Greek I will be taught on Thursday afternoons. The class is free to students taking a literature course on Friday.
Online Greek III
In addition to regular instructional sessions on etymology in which students study English words derived from Greek, this course will focus on reading excerpted texts from Classical Greek writers, including Aesop, Plato, Xenophon, and others. We will cover all the grammar and vocabulary material for the National Greek exam suggested by the American Classical League. (Click hyperlinks for details.) In March students will take the National Greek Exam, Level III. The class is open to all those students who have already taken Greek II. Students do not need to purchase any books. All material will be provided to the student by the teacher.
Greek III will be taught on Wednesday afternoons. The class is free to students taking a Friday literature course.
The History of the Greeks and Romans for All Ages (Online)
One reason I am zealous for students to study Greek and Roman literature, mythology and history—is that so many of the greatest works of English literature on some level depend on the reader's exposure to the names of, let us say, Cato, Brutus, Aeneas, Pericles, and Leonidas. Although students receive a smattering of Greek and Roman history in almost all of the language arts and English courses taught in our homeschool program, this course will be a systematic and more detailed study of Greek and Roman history. It will answer such questions as: Who built the Parthenon? What was the Peloponnesian War about and who "won" it? Who was Antiochus Epiphanes and where does he appear in the Bible? What are the laws of Solon?

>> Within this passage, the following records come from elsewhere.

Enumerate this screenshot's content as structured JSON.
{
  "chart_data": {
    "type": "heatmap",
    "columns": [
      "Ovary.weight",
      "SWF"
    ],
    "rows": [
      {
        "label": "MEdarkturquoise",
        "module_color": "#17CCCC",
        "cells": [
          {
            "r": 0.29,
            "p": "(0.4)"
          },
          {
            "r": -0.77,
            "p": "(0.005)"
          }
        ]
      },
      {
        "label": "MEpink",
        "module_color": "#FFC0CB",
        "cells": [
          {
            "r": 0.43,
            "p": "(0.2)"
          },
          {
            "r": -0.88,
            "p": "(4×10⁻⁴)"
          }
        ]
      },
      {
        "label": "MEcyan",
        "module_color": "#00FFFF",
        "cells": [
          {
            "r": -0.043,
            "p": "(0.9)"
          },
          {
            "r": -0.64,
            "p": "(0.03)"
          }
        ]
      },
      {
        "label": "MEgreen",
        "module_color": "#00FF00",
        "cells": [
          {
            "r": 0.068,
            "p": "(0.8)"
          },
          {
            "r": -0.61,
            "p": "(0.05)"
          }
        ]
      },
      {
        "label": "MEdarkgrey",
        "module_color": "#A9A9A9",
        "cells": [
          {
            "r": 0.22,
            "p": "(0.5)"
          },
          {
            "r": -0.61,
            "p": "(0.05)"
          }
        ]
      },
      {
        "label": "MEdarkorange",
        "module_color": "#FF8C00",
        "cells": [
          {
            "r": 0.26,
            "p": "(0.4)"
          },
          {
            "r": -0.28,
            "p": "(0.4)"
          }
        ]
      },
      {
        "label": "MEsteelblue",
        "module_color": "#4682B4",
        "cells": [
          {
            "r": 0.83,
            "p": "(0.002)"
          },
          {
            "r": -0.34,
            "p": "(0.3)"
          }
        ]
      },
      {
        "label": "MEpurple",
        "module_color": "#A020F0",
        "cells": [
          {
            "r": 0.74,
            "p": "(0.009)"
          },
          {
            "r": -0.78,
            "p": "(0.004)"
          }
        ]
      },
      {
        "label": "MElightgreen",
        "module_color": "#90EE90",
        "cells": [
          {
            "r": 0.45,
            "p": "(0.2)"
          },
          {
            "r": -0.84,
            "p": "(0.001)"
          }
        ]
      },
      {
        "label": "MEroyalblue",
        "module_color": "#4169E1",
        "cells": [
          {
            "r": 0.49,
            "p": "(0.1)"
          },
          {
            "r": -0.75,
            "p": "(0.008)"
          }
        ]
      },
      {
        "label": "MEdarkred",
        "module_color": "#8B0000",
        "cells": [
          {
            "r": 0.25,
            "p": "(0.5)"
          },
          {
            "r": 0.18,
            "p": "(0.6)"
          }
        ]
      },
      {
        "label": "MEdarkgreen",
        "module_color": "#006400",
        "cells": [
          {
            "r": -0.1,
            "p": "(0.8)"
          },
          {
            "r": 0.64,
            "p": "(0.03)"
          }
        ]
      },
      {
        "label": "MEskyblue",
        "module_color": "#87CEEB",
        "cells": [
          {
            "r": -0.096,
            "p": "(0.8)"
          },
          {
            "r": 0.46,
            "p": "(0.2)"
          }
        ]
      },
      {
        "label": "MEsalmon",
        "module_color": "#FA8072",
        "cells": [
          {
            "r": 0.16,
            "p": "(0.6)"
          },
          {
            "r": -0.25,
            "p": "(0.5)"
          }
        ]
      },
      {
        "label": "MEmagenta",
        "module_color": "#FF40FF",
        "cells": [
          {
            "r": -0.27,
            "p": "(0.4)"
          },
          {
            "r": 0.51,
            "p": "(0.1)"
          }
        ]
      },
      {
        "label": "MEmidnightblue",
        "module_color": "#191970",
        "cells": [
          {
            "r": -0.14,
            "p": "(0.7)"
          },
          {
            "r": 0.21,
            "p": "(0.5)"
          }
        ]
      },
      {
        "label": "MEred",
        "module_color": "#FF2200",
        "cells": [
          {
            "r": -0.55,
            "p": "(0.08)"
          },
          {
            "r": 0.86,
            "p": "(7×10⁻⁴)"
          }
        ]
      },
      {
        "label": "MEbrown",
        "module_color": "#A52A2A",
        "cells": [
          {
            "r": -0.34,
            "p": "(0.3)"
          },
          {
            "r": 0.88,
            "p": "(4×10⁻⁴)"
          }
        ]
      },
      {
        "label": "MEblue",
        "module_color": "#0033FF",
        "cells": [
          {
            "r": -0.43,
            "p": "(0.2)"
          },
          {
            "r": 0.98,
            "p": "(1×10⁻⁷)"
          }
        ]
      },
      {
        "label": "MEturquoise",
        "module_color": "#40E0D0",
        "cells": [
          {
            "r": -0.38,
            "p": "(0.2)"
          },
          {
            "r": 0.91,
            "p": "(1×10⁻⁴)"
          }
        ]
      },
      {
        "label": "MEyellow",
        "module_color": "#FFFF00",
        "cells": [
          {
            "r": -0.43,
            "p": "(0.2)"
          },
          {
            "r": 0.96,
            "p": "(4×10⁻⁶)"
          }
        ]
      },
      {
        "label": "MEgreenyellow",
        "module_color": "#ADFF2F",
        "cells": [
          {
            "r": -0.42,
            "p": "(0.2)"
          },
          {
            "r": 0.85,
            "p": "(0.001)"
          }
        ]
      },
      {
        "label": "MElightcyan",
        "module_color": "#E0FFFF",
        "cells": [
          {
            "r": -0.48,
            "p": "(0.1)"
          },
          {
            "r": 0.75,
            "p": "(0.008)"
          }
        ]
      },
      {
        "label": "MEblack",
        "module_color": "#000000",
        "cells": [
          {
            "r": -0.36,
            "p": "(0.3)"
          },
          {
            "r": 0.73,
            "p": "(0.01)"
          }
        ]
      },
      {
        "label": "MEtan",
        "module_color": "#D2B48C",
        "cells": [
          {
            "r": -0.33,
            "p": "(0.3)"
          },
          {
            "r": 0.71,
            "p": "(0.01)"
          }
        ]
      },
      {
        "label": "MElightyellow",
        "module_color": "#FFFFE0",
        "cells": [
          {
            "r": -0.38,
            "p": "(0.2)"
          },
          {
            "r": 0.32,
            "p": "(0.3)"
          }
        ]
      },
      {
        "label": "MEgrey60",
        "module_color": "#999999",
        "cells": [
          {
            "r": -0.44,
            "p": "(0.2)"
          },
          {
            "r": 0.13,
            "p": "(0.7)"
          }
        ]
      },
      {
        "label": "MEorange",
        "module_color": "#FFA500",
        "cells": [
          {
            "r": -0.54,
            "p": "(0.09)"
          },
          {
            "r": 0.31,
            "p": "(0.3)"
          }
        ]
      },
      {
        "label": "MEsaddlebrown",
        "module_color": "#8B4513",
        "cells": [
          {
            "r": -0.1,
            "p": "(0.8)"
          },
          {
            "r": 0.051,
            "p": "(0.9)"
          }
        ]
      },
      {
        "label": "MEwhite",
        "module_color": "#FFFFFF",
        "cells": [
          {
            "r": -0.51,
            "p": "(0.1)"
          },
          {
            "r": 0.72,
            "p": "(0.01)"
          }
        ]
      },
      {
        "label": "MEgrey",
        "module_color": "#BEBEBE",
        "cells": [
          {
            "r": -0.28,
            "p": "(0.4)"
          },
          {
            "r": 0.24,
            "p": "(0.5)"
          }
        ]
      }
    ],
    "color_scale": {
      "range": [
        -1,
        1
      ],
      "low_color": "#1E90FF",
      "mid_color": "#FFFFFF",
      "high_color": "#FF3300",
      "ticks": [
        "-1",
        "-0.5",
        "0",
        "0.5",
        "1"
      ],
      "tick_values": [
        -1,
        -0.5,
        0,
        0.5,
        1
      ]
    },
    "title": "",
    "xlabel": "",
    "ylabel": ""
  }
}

Do we have any record of Jesus outside the Bible? Who was Alcibiades and what is the name of his famous teacher? Who was Tarquinius the Proud and in what Shakespearean play is he mentioned? The course is open to grades 6 through 12. Although the textbooks chosen have been written with younger students in mind, the level of detail will keep any high school student challenged, and will introduce important Greek and Roman accounts in a way that is easy to comprehend and remember.
The History of the Greeks and Romans will be taught on Thursdays afternoons. The class is free to students taking a literature course.